Yiilüsh nahm ohne Wort die nächste Gabel.

»Darum versuche ich ihn zu verstehen«, erklärte ich. »Du bist ihm so nah, aber du fürchtest ihn nicht.«

»Wieso sollte ich?«

Was siehst du, wenn du nach vorne schaust?, wollte ich fragen, doch sie verschluckte sich, hustete und würgte. Etwas von dem Latosgras rutschte ihr aus dem Halsmund und fiel auf die Decke: grün auf weiß.

Aus dem Bett fuhr ein metallener Greifarm, legte sich auf ihren Brustkorb, drückte ihn nach unten. Der Kopf zitterte in der Fixierung, die Augen verdrehten sich.

Boulter trat neben mich.

»Hat sie Schmerzen?«, wisperte ich dem Ara zu.

»Warte kurz.«

Ich hörte das leise Zischen einer Injektion, dann entdeckte ich die kleine Nadel am Greifarm.

»Jetzt nicht mehr«, sagte Boulter. »Sie wird schlafen. Verabschiede dich rasch.«

Das tat ich, beugte mich zu ihr und strich über den Rand ihres Kopfes. Ich bedankte mich erneut. »Du tust sehr viel für mich. Möge die Schwarze Kreatur der Ewigkeit mit dir sein.«

Sie überraschte mich, indem sie die Kraft fand zu antworten, mit schwach zirpenden Lauten, die der Translator übertrug: »Das wird sie.« Der Mund blieb halb offen stehen.

»Ist sie ...?«

»Sie schläft nur«, antwortete Boulter rasch.
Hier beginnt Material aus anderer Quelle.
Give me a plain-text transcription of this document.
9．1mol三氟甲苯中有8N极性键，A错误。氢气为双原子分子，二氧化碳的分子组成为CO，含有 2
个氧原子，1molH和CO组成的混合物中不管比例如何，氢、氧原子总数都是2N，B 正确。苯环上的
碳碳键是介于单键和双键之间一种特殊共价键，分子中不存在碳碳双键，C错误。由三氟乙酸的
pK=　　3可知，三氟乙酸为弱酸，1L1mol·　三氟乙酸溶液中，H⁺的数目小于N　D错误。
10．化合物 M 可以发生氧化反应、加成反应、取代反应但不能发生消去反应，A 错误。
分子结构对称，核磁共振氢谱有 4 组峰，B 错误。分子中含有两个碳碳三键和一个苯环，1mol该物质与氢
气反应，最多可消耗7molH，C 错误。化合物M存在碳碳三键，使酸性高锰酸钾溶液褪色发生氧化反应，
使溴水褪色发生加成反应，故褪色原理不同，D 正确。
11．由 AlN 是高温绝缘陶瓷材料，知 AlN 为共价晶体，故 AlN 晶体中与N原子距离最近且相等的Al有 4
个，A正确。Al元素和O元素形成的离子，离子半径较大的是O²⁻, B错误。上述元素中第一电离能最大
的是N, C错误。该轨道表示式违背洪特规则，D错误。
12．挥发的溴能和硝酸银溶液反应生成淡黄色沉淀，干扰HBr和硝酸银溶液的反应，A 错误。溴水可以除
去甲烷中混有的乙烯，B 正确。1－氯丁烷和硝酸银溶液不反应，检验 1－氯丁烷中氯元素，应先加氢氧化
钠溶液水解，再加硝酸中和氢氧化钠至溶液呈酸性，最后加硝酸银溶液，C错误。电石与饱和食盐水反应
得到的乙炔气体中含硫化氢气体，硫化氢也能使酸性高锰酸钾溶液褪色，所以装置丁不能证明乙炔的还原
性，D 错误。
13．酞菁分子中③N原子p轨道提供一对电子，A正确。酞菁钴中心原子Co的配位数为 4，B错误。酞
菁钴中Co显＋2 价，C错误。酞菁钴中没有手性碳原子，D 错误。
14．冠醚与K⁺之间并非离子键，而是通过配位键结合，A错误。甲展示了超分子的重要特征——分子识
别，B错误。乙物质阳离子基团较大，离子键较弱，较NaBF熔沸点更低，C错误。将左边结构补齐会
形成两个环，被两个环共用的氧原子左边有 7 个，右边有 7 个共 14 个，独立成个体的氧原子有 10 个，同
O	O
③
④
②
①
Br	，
Ich sah das schlafende Gataserkind an, das dem Geheimnis des Todes näher stand als ich, trotz all der Mühe mit meinen Kunstwerken. Ich hoffte, dass der angebliche John C. Shelton mir die Gelegenheit schenkte, an einem neuen Auftrag zu arbeiten. Mit etwas Glück hatte Senator all die lästigen geschäftlichen Voraussetzungen inzwischen erledigt.

Zurück im Antigravschacht fragte ich Boulter nach dem Stand meiner Körperkopieprothese.
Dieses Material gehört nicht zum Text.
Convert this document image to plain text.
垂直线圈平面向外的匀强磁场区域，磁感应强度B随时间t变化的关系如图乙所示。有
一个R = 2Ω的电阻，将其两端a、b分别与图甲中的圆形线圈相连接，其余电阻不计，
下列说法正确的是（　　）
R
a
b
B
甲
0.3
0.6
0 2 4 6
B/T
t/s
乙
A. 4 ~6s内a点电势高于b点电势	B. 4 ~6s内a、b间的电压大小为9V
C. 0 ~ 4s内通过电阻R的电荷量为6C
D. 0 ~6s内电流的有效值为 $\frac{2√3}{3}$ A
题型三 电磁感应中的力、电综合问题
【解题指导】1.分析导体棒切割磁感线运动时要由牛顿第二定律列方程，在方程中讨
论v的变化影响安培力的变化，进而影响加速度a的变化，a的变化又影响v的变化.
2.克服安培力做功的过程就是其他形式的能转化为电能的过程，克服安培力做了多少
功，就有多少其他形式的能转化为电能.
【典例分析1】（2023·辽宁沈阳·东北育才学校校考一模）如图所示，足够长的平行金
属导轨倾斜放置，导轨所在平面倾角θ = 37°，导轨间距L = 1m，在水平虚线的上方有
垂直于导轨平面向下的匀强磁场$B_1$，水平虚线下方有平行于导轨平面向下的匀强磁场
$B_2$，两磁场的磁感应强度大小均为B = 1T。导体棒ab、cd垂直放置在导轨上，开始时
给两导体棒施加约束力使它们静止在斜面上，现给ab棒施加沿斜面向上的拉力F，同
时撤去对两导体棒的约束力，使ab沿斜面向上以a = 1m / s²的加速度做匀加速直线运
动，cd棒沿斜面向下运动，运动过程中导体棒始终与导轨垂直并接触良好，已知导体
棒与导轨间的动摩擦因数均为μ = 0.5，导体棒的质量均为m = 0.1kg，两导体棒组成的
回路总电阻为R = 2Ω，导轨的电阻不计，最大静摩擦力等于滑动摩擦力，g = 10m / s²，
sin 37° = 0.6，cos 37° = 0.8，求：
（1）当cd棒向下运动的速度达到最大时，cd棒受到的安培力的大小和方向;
»Das Verfahren ist nach wie vor experimentell und weit davon entfernt, vom Rat der Aras eine medizinische Freigabe zu erhalten.«

»Aber sie lebt?«

»Sie?«

»Meine Körperkopieprothese.«

»Ich bezeichne die Klonware als es, solange es sich um einen Körper ohne Gehirn handelt. Aber ja, es lebt. Möchtest du ...«

»Nein«, unterbrach ich rasch. »Ich will sie nicht sehen.«

»Es.«

Ich lächelte.

Wir verließen den Schacht.

Der Chefmediker brachte mich zum Hauptausgang. »Ich hätte eine Bitte.«

»Ich werde mit weiteren finanziellen Mitteln zurückkommen«, kündigte ich an. »Extrem seltene Krankheiten wie die des Mädchens in Zukunft heilen zu können, scheint mir eine gute Investition. Gerade wenn die Welt dort draußen brennt.«

»Darum geht es mir nicht.«

»Sondern?«

»Wir arbeiten bereits eine lange Zeit zusammen. Ich würde dich gerne endlich mit Namen ansprechen.«

Ich zögerte und spürte einen winzigen, einzelnen Schweißtropfen im Nacken. »Asherman Kant«, sagte ich schließlich. »Ich bin Kunsthändler.«

Boulter sah mich an. »Danke.«

Ich verließ die Klinik und damit den durch den Schirm geschützten Bereich. Die Sonne stach. Meine Augen tränten. Es wummerte in den Ohren. Ein Insekt flog mir gegen den Arm, es fühlte sich an wie ein Faustschlag.

Obwohl Lepsos ach so glitzernde und pulsierende Hauptstadt Orbana leiser und dunkler geworden war, schrie sie mich an.